La fête du Dos de mayo est aussi connue à Madrid que la Place du Trocadero à Paris et pourtant beaucoup de Madrilènes ignorent ce qu’est le Trocadero, comme beaucoup de Parisiens ne savent pas ce que représente le Dos de mayo.
Il faut ajouter à cela que Madrilènes et Parisiens sont nombreux à méconnaître la réalité derrière ce que furent le Dos de mayo et la bataille de Trocadero.
Sir Winston Churchill a dit : " L’Histoire me sera indulgente car j’ai l’intention de l’écrire ". Napoléon 1er aurait pu dire la même chose, 150 ans plus tôt, mais il préféra avancer que "l’Histoire est une suite de mensonges sur lesquels on est d’accord ", ce qui est bien dit et a souvent été vrai. En fait, l’Histoire se raconte comme une histoire. Elle se raconte souvent aussi comme le jeu d’enfants d’antan du "téléphone arabe" qui consistait à chuchoter à l’oreille une phrase courte qui aboutissait au bout de plusieurs chuchotements, d'une oreille à l'autre, à une phrase finale qui n’avait rien à voir avec celle du début. Cela n’est pas sans rappeler toutes les "fake news" véhiculées de nos jours sur Internet et qui elles aussi "racontent" l’Histoire.
Le Dos de mayo se réfère au soulèvement populaire des Madrilènes contre les troupes napoléoniennes le 2 mai 1808. Beaucoup d’encre a coulé et beaucoup de peinture a colorié les toiles célèbres de Goya, de Sorolla (Defensa del parque de artillería de Monteleón, 1884) et d’autres artistes encore. En réalité, Goya a peint deux tableaux que la croyance populaire mélange souvent. Le tableau d’un homme en blouse blanche, bras levés, devant le peloton d’exécution des soldats napoléoniens, n’est pas le Dos de mayo mais le Tres de Mayo.

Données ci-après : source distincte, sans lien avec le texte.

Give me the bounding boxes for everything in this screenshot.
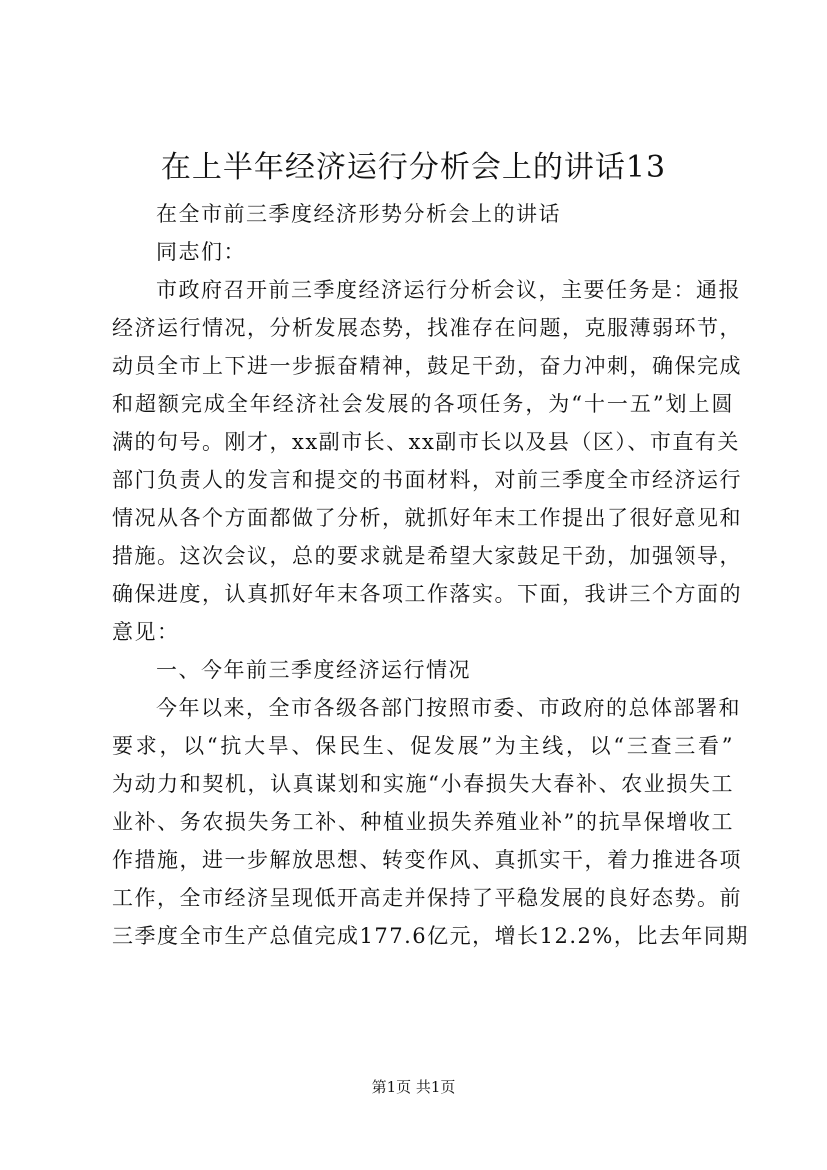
body-line: 三季度全市生产总值完成177.6亿元，增长12.2%，比去年同期 (112, 924, 749, 948)
body-line: 措施。这次会议，总的要求就是希望大家鼓足干劲，加强领导， (112, 544, 742, 568)
body-line: 动员全市上下进一步振奋精神，鼓足干劲，奋力冲刺，确保完成 (112, 354, 742, 378)
body-line: 情况从各个方面都做了分析，就抓好年末工作提出了很好意见和 (112, 506, 742, 530)
body-line: 在全市前三季度经济形势分析会上的讲话 (156, 202, 561, 226)
body-line: 意见： (112, 620, 180, 644)
body-line: 今年以来，全市各级各部门按照市委、市政府的总体部署和 (156, 696, 741, 720)
body-line: 部门负责人的发言和提交的书面材料，对前三季度全市经济运行 (112, 468, 742, 492)
page-footer: 第1页 共1页 (371, 1078, 456, 1096)
body-line: 为动力和契机，认真谋划和实施“小春损失大春补、农业损失工 (112, 772, 734, 796)
body-line: 要求，以“抗大旱、保民生、促发展”为主线，以“三查三看” (112, 734, 734, 758)
document-body (112, 195, 749, 955)
body-line: 和超额完成全年经济社会发展的各项任务，为“十一五”划上圆 (112, 392, 734, 416)
body-line: 满的句号。刚才，xx副市长、xx副市长以及县（区）、市直有关 (112, 430, 740, 454)
body-line: 经济运行情况，分析发展态势，找准存在问题，克服薄弱环节， (112, 316, 742, 340)
body-line: 市政府召开前三季度经济运行分析会议，主要任务是：通报 (156, 278, 741, 302)
body-line: 一、今年前三季度经济运行情况 (156, 658, 471, 682)
body-line: 业补、务农损失务工补、种植业损失养殖业补”的抗旱保增收工 (112, 810, 734, 834)
document-title: 在上半年经济运行分析会上的讲话13 (160, 150, 667, 185)
body-line: 作措施，进一步解放思想、转变作风、真抓实干，着力推进各项 (112, 848, 742, 872)
body-line: 工作，全市经济呈现低开高走并保持了平稳发展的良好态势。前 (112, 886, 742, 910)
body-line: 确保进度，认真抓好年末各项工作落实。下面，我讲三个方面的 (112, 582, 742, 606)
body-line: 同志们： (156, 240, 246, 264)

Le Dos de mayo, de son vrai nom "La lutte contre les Mamelouks", peint en 1814, est le tableau représentant l’attaque sauvage et meurtrière des madrilènes contre les Mamelouks égyptiens de l’armée française qui occupait Madrid depuis un peu plus d’un mois en ce début d’année 1808. Le tableau Tres de mayo, de son vrai nom "Les fusillades sur la montagne Príncipe Pío", peint par Goya également en 1814, représente la scène du lendemain du 2 mai 1808 et l’exécution des insurgés madrilènes en représailles du meurtre de soldats mamelouks et français par le soulèvement populaire. L’Histoire populaire -ou faut-il en l’espèce dire l’histoire de l’art ?- se trompe souvent sur les faits comme les tableaux.
Le Trocadero espagnol est une île, avec un fort et un port, dans la baie de Cadix au sud de l’Espagne. La bataille du Trocadero se réfère à la lutte victorieuse menée le 31 août 1823 par les troupes françaises contre les rebelles espagnols favorables à une monarchie constitutionnelle et opposés à l’absolutisme du roi d’Espagne Ferdinand VII de Bourbon. L’armée française qui avait quitté l’Espagne en 1814 y était revenue en 1823 à la demande de Ferdinand VII qui avait sollicité l’aide de son cousin Louis XVIII de Bourbon, roi de France.
La prise de Trocadero a été rendue célèbre par le bataillon "Les Cent Mille Fils de Saint Louis" composé de soldats français et volontaires espagnols sous le commandement du Duc d’Angoulême. Le roi Ferdinand VII et la Cour s’étaient réfugiés à Cadix, en face de l’île de Trocadero. Les soldats français -fidèle à ce que les Italiens appellent la furia francese- ont lancé une attaque surprise à marée basse en se jetant littéralement à l’eau pour déloger les occupants du fort de Trocadero avec grand succès et peu de perte humaine. Ensuite, depuis le fort, les troupes françaises bombardèrent Cadix jusqu’à la reddition des rebelles insurgés et la libération du roi.
A Paris, le Trocadéro a été l’objet de nombreux projets d’aménagement et de noms successifs depuis "Villa du Trocadero" en 1824, "Place du Roi de Rome" en 1869 en hommage au fils de Napoléon 1er qui avait choisi cet emplacement pour construire un palais, et depuis 1877 la désignation actuelle de Place du Trocadero.